86A busca por uma ação prática, o desenvolvimento de um objetivo de pesquisa e a forma de aplicação do método, como demonstrado, insere a pesquisa no lugar privilegiado da oscilação entre ação e pesquisa. Este lócus traz questões éticas não apenas da pesquisa, mas também da própria ação e os inúmeros tensionamentos no cotidiano e que partem da organização coletiva. Muitas vezes determinada ação elencada pelo coletivo não é atingida por brigas, tensões e conflitos inescapáveis, principalmente tendo em vista a urgência e emergência da situação, uma ameaça constante de remoção. Assim, a pesquisa é constantemente reorientada, seguindo outros caminhos para seu desenvolvimento, outras ações e sempre apresentando perspectivas que apenas são apreendidas a partir dos caminhos, muitas vezes tortuosos, da pesquisa-ação.
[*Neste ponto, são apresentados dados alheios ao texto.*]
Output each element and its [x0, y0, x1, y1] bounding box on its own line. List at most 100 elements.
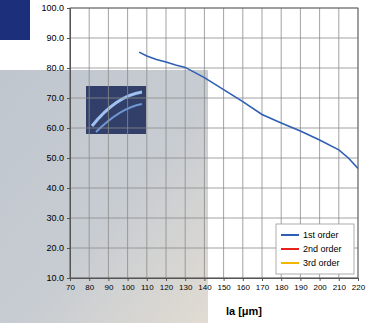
x-tick-mark [320, 278, 321, 281]
y-tick-label: 20.0 [46, 243, 64, 253]
x-tick: 170 [256, 278, 270, 292]
header-block [0, 0, 30, 40]
y-tick-label: 90.0 [46, 33, 64, 43]
x-axis-title: la [μm] [226, 305, 262, 317]
y-tick-mark [67, 278, 70, 279]
y-tick-mark [67, 98, 70, 99]
x-tick-mark [243, 278, 244, 281]
x-axis-line [71, 279, 359, 282]
x-tick-mark [339, 278, 340, 281]
chart: 10.020.030.040.050.060.070.080.090.0100.… [0, 0, 374, 323]
x-tick-mark [224, 278, 225, 281]
x-tick-label: 120 [160, 283, 174, 292]
grid-line [146, 8, 147, 278]
y-tick-label: 70.0 [46, 93, 64, 103]
grid-line [89, 8, 90, 278]
x-tick-label: 160 [237, 283, 251, 292]
x-tick-mark [262, 278, 263, 281]
x-tick-label: 210 [333, 283, 347, 292]
x-tick-label: 100 [121, 283, 135, 292]
x-tick-label: 170 [256, 283, 270, 292]
legend-label: 1st order [303, 230, 339, 240]
legend-box [276, 224, 354, 274]
y-tick: 30.0 [46, 213, 70, 223]
grid [70, 8, 358, 278]
x-tick-label: 140 [198, 283, 212, 292]
x-tick: 180 [275, 278, 289, 292]
x-tick: 110 [141, 278, 154, 292]
y-tick-label: 80.0 [46, 63, 64, 73]
legend-swatch [281, 248, 299, 250]
x-tick-mark [70, 278, 71, 281]
x-tick: 200 [313, 278, 327, 292]
x-tick-label: 80 [85, 283, 94, 292]
x-tick-label: 130 [179, 283, 193, 292]
grid-line [127, 8, 128, 278]
x-tick-label: 90 [104, 283, 113, 292]
y-tick-label: 100.0 [41, 3, 64, 13]
x-tick-label: 110 [141, 283, 154, 292]
logo [86, 86, 146, 134]
y-tick-mark [67, 38, 70, 39]
y-tick-mark [67, 248, 70, 249]
y-axis: 10.020.030.040.050.060.070.080.090.0100.… [41, 3, 70, 283]
grid-line [70, 158, 358, 159]
x-tick-mark [185, 278, 186, 281]
grid-line [185, 8, 186, 278]
y-tick-mark [67, 188, 70, 189]
x-tick-mark [128, 278, 129, 281]
legend: 1st order 2nd order 3rd order [276, 224, 354, 274]
y-tick: 50.0 [46, 153, 70, 163]
grid-line [70, 68, 358, 69]
x-tick-mark [204, 278, 205, 281]
grid-line [70, 98, 358, 99]
x-tick-label: 200 [313, 283, 327, 292]
plot-area [139, 52, 358, 168]
y-tick: 100.0 [41, 3, 70, 13]
x-tick: 150 [217, 278, 231, 292]
y-tick: 40.0 [46, 183, 70, 193]
x-tick-mark [166, 278, 167, 281]
x-tick-mark [281, 278, 282, 281]
logo-box [86, 86, 146, 134]
x-tick-mark [89, 278, 90, 281]
grid-line [242, 8, 243, 278]
x-tick: 160 [237, 278, 251, 292]
x-tick: 220 [352, 278, 366, 292]
legend-label: 3rd order [303, 258, 340, 268]
y-tick-mark [67, 218, 70, 219]
grid-line [70, 128, 358, 129]
x-tick-mark [108, 278, 109, 281]
x-tick-mark [358, 278, 359, 281]
y-tick: 70.0 [46, 93, 70, 103]
y-tick-label: 10.0 [46, 273, 64, 283]
grid-line [223, 8, 224, 278]
y-tick-mark [67, 158, 70, 159]
y-tick-mark [67, 128, 70, 129]
legend-label: 2nd order [303, 244, 342, 254]
y-tick: 20.0 [46, 243, 70, 253]
grid-line [262, 8, 263, 278]
grid-line [204, 8, 205, 278]
x-tick: 80 [85, 278, 94, 292]
logo-swoosh [92, 92, 142, 126]
x-tick-mark [147, 278, 148, 281]
y-tick-mark [67, 68, 70, 69]
x-tick: 90 [104, 278, 113, 292]
x-tick: 140 [198, 278, 212, 292]
x-tick: 130 [179, 278, 193, 292]
x-tick-label: 220 [352, 283, 366, 292]
grid-line [70, 218, 358, 219]
photo [0, 70, 208, 323]
y-tick-label: 50.0 [46, 153, 64, 163]
plot-frame [70, 8, 358, 278]
y-tick-label: 30.0 [46, 213, 64, 223]
x-tick: 100 [121, 278, 135, 292]
grid-line [70, 38, 358, 39]
x-tick: 210 [333, 278, 347, 292]
grid-line [108, 8, 109, 278]
x-tick-label: 70 [66, 283, 75, 292]
y-tick: 90.0 [46, 33, 70, 43]
x-tick-label: 150 [217, 283, 231, 292]
y-tick: 80.0 [46, 63, 70, 73]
87 Assim, a aplicação da pesquisa-ação no campo do Planejamento Urbano e Territorial é alternativa metodológica que apresenta caminhos inusitados e pouco explorados das formas de fazer cidade e que, muitas vezes, não coincidem com as formas hegemônicas daquilo que se entende como planejamento, cidade e soluções para determinados problemas dos espaços urbanos. É estratégia capaz de apreender o não planejado, o que foge da ordem formal de urbanização e, assim, apresenta alternativas para se pensar o planejamento urbano (Roy, 2005).
88Este método possibilita uma resposta às transformações que passam as universidades brasileiras, permitindo um caminho para pesquisas de certa forma coletiva e que colocam a própria experiência ou do coletivo com quem se estuda em primeiro plano. Apresenta formas de vida que se constituem nos territórios, estratégias de sobrevivência e caminhos para solucionar problemas que estão colocados no contexto urbano e que as experiências populares são capazes de resolver – quando já não o fizeram. São sujeitos que burlam e jogam com as fronteiras incertas do planejado e não planejado, legal e ilegal, formal e informal, e que constituem suas vidas nessas idas e vindas, apresentando a forma que o planejamento urbano repercute nos territórios, possibilitando, muitas vezes, indicar seus limites (Telles, 2010). Portanto, a pesquisa-ação permite a elaboração de pesquisas neste campo a partir do posicionamento que coloca o próprio estudo e sua forma de desenvolvimento em questão, trazendo novas e outras formas de se pensar o Planejamento Urbano e Territorial.